Özetle bize bu düzlemden ulaşan ışık çeşitli süreçlere (saçılma, soğrulma vb.) maruz kalıyor. Dolayısıyla bir doğrultudan gelen ışığa birçok faktör ekleniyor. Mesele bu faktörlerin bilinip bilinmemesinde. Örneğin Samanyolu'nun herhangi bir doğrultusu için hangi dalga boyunun ne tür etkilere maruz kaldığını bilmek çok önemli. Eğer bunları bilirseniz bu faktörleri hesaba dahil ederek arka plandan gelen ışınımı "gelen toplam ışıktan" ayrıştırmak belirli bir ölçeğe kadar mümkün olabiliyor. Elbette burada anlatıldığı kadar kolay değil.

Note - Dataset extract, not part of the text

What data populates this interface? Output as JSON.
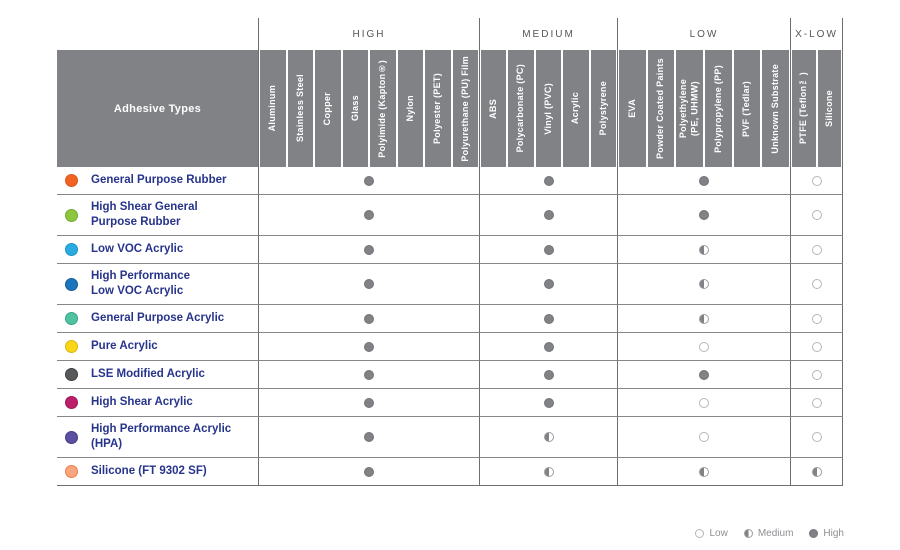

Bunu ölçmenin bir yolu, Samanyolu'nun çeşitli noktalarındaki standart gözlemleri gerçekleştirmek. Ne tür olduğunu bildiğiniz standart bir yıldızın ışığındaki değişimler, yıldızdan gelen ışığın o doğrultuda ne gibi süreçlere maruz kaldığı hakkında bilgi veriyor. Bu tür gözlemlerle bunlar haritalandırılabiliyor.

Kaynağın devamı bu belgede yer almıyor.